Canada's resource-heavy main stock index closed Monday at a two-week high, driven by gains in the materials and energy sectors in quiet end-of-summer trading.
A slew of economic news from Canada and the U.S. this week also helped boost Wall Street's stock indexes.
Investors were still digesting Friday's comments from Fed Chairman Jerome Powell that the U.S. central bank may need to raise interest rates further to ensure inflation is contained.
Focus now Shifts to a report on the U.S. personal consumption expenditures price index, the Fed's preferred inflation gauge, to be released on Thursday and non-farm payrolls data due on Friday.
'' t come out and say anything particularly hawkish or particularly unnerving to markets - that has proven to make this a bit of a risk-on day, even if he wasn't outright dovish either,'' said Ross Mayfield, investment strategy analyst at Baird.
The Toronto Stock Exchange's S&P/TSX composite index gained a record high of 189.39 points, or 0.95%, to 20,025.14, the highest since Aug. 15.
Energy was up 1.5% on Monday, driven by worries that further U.S. interest rate hikes could dent demand but supported by a potential supply disruption from a tropical storm off the U.S. Gulf Coast.
China has reduced a stamp duty on stock trading effective Monday in an effort to boost the market as a recovery sputters in the world's second-biggest economy.
The materials sector, which includes precious metals and base metals miners and fertilizer companies and is sensitive to the Chinese economy, has surged by 2.1%.
The heavily weighted financials sector advanced 1.1%, as major Canadian banks are expected to continue to report earnings this week.
Canada's second quarter GDP report on Friday may indicate a sharp slowdown in economic growth, according to a Reuters poll of economists, which could prompt the Bank of Canada to pause interest rate hikes.
The S&P 500 gained 0.63% to land at 4,433.31 at the end of the session.
The Dow Jones Industrial Average rose 0.682 points to 34,559.98, while the Nasdaq gained 0.84%.
Nvidia rose 1.78% and was the most traded stock in the S&P 500, with US$31 billion worth of the chipmaker's shares exchanged.

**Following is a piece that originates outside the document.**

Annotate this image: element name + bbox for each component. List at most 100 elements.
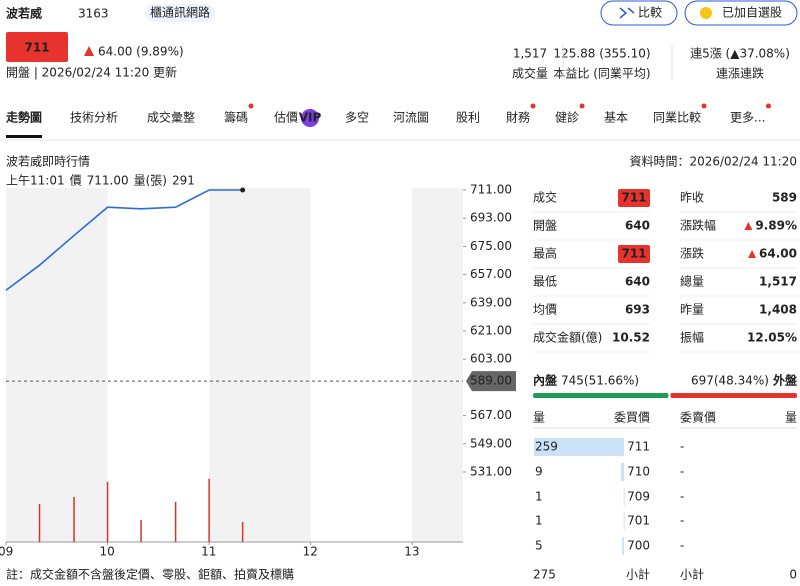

Other megacaps also gained, with Apple and Alphabet both bringing in 0.9%.
3M jumped 52% after a report that the company agreed to pay more than $5.5 billion to resolve over 300,000 lawsuits claiming it sold the U.S. military's defective combat earplugs.
Goldman Sachs gained 1.8% Monday after the lender struck a deal to sell an investment advisory business to wealth management firm Creative Planning LLC.
U.S.-listed shares of Chinese companies such as JD.com, Baidu, and Alibaba rallied more than 2% after China halved the stamp duty on stock trading.
The Commerce Secretary, Gina Raimondo, met with Chinese Commerce Minister Wang Wentao on Tuesday about restrictions on American businesses including Intel and Micron. Intel's shares rose 1.1%, while Micron's was up 2.5%.
Horizon's shares were up 5.2% on the Nasdaq Stock Market.
Advancing issues outnumbered falling ones within the S&P 500 by a 5.5-to-one ratio. The Nasdaq index posted 54 new lows and 162 new highs, while the S&P 500 posted 10 new highs and 2 new lows. The volume of shares traded on U.S. exchanges was relatively mild, with 8.1 billion shares traded compared to an average of 10.8 billion shares over the past 20 sessions.